Freeman testified Saturday afternoon in front of the 16-member working group co-chaired by Attorney General Keith Ellison and Minnesota Commissioner of Public Safety John Harrington.

“We know that officer-involved shooting cases are some of the most difficult cases we face as a society and as professionals, each with intense public interest,” Freeman told the working group. “We share these remarks with a profound commitment to deal fairly, transparently and as professionally as we can on each case. We assign our most experienced people and allocate all the resources necessary to reach justice.”

Freeman made nine recommendations, based on a number of highly publicized officer-involved shooting cases in Hennepin County since 2015. Among those recommendations are:
• Follow Hennepin County’s lead, since 2016, of not using a grand jury to decide whether to charge an officer. Instead, the county attorney should make the charging decision.
• The officer who killed the civilian should not be investigated by his own department. Instead, an independent police agency should conduct the investigation.
• The Minnesota Legislature should adopt the California law which calls for the investigating agency to release body-worn camera, dash camera and other video of the incident as soon as practicable but no later than 45 days.
• The legislature should re-examine the laws governing when and how officers may use deadly force. Clarifying these statutes and jury instructions will promote fairness and consistency in how officer-involved shootings are handled in the court and police officers statewide must be trained in those legal standards.
• The investigation must be as thorough and complete as possible. Every theory must be explored and every fact examined as expeditiously as justice permits and then all the evidence should be made public as soon as the case is concluded.
• Families of the victim must be kept apprised of the investigation’s status.

Freeman had approached Ellison and Harrington in early February about setting up this type of commission and in his remarks, he thanked the two co-chairs for establishing the group.

Under questioning from the working group, both Ramsey County Attorney John Choi and Freeman said they would be open to a conversation about having a new and completely independent agency investigate the officer-involved shooting and make the decision on whether to prosecute. Freeman said New York comes close to that model.

The hearing was to begin at 9 a.m. but protesters, led by Michelle Gross of Communities United Against Police Brutality, took over the meeting room and said the working group should be disbanded and their other eight demands should be implemented immediately.

Interestingly, some of those demands were not far from what Freeman has recommended or implemented. For instance, they demanded that all videos be released to the families within 48 hours of the killing.
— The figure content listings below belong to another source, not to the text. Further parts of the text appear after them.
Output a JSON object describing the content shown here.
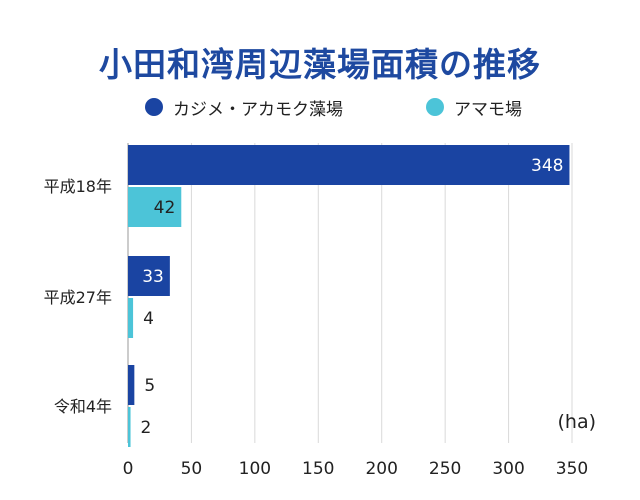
{
  "chart_data": {
    "type": "bar",
    "orientation": "horizontal",
    "title": "小田和湾周辺藻場面積の推移",
    "unit": "(ha)",
    "categories": [
      "平成18年",
      "平成27年",
      "令和4年"
    ],
    "series": [
      {
        "name": "カジメ・アカモク藻場",
        "values": [
          348,
          33,
          5
        ],
        "color": "#1a44a2"
      },
      {
        "name": "アマモ場",
        "values": [
          42,
          4,
          2
        ],
        "color": "#4cc4d8"
      }
    ],
    "xlim": [
      0,
      350
    ],
    "xticks": [
      "0",
      "50",
      "100",
      "150",
      "200",
      "250",
      "300",
      "350"
    ],
    "grid": true,
    "legend_position": "top"
  },
  "colors": {
    "title": "#1e49a0",
    "grid": "#d9d9d9",
    "value_inside": "#ffffff",
    "value_outside": "#222222"
  }
}
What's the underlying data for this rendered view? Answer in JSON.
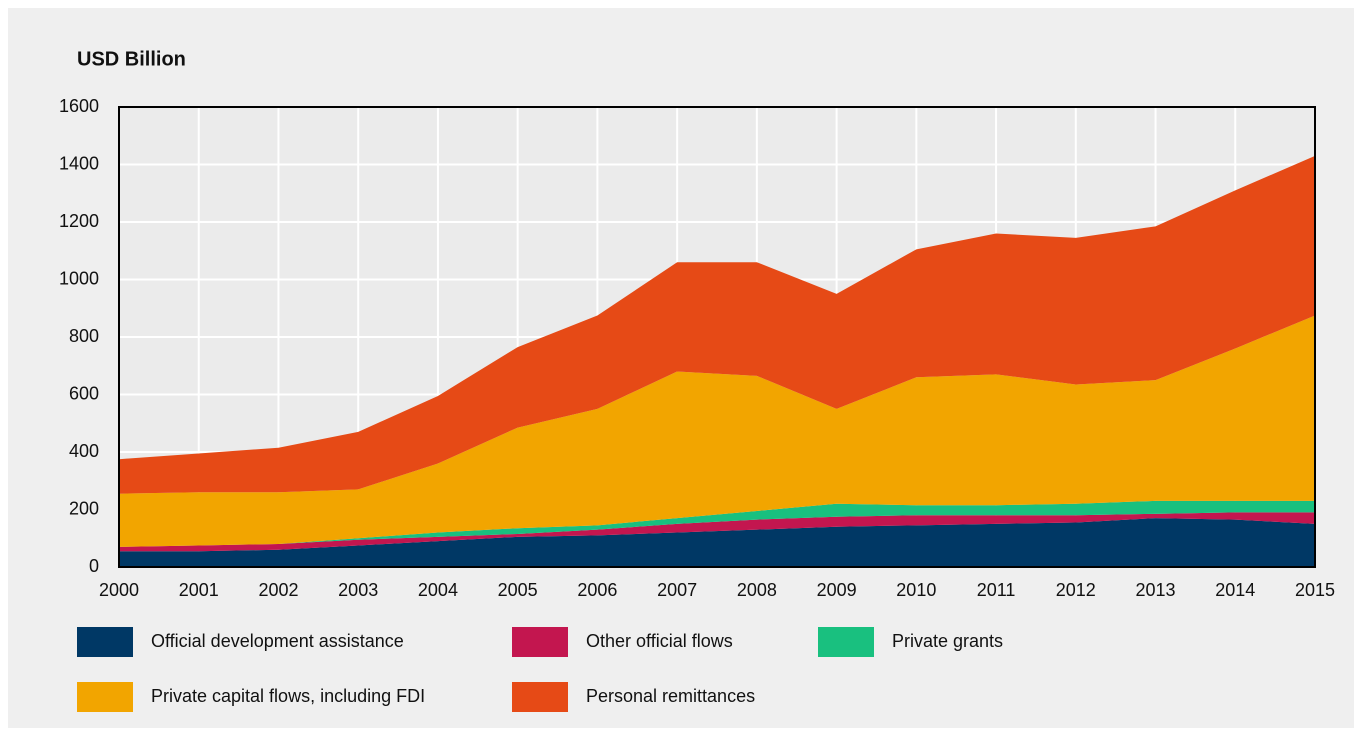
{
  "chart_data": {
    "type": "stacked_area",
    "title": "USD Billion",
    "x": [
      2000,
      2001,
      2002,
      2003,
      2004,
      2005,
      2006,
      2007,
      2008,
      2009,
      2010,
      2011,
      2012,
      2013,
      2014,
      2015
    ],
    "xlim": [
      2000,
      2015
    ],
    "xticks": [
      2000,
      2001,
      2002,
      2003,
      2004,
      2005,
      2006,
      2007,
      2008,
      2009,
      2010,
      2011,
      2012,
      2013,
      2014,
      2015
    ],
    "ylim": [
      0,
      1600
    ],
    "yticks": [
      0,
      200,
      400,
      600,
      800,
      1000,
      1200,
      1400,
      1600
    ],
    "grid": true,
    "series": [
      {
        "name": "Official development assistance",
        "color": "#003865",
        "values": [
          55,
          55,
          60,
          75,
          90,
          105,
          110,
          120,
          130,
          140,
          145,
          150,
          155,
          170,
          165,
          150
        ]
      },
      {
        "name": "Other official flows",
        "color": "#c3164f",
        "values": [
          15,
          20,
          20,
          20,
          15,
          10,
          20,
          30,
          35,
          35,
          35,
          30,
          25,
          15,
          25,
          40
        ]
      },
      {
        "name": "Private grants",
        "color": "#19c07f",
        "values": [
          0,
          0,
          0,
          5,
          15,
          20,
          15,
          20,
          30,
          45,
          35,
          35,
          40,
          45,
          40,
          40
        ]
      },
      {
        "name": "Private capital flows, including FDI",
        "color": "#f2a500",
        "values": [
          185,
          185,
          180,
          170,
          240,
          350,
          405,
          510,
          470,
          330,
          445,
          455,
          415,
          420,
          530,
          645
        ]
      },
      {
        "name": "Personal remittances",
        "color": "#e64a16",
        "values": [
          120,
          135,
          155,
          200,
          235,
          280,
          325,
          380,
          395,
          400,
          445,
          490,
          510,
          535,
          550,
          555
        ]
      }
    ]
  }
}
They wanted an independent state agency to investigate and prosecute the cases. They wanted an end to warrior training and an increase in de-escalation training and prosecution of those officers who engage in excessive force short of death.

Freeman told the working group that he has prosecuted two Minneapolis officers in the past two years, one for beating a suspect, the other for shooting into a car of young people who were following the orders of a different officer. He also charged two other officers for sex crimes. And his office successfully prosecuted then Officer Mohamed Noor in the fatal shooting of Justine Damon Ruszczyk.

In the past, Freeman has also voiced his support for more de-escalation training for police officers.

The protesters’ other demands were that there should be mental health workers to respond to all police calls where a citizen is having a mental health crisis, all officers must have in-person mental health training, all officers must go through annual in-person anti-oppression training and mandatory psychological evaluation of all police officers every three years and immediately after they use deadly force.

The only demand Freeman opposed was that every officer-involved shooting case already decided in Minnesota must be reopened and re-examined. The only legitimate grounds for reopening a closed case is newly discovered evidence, he told the panel.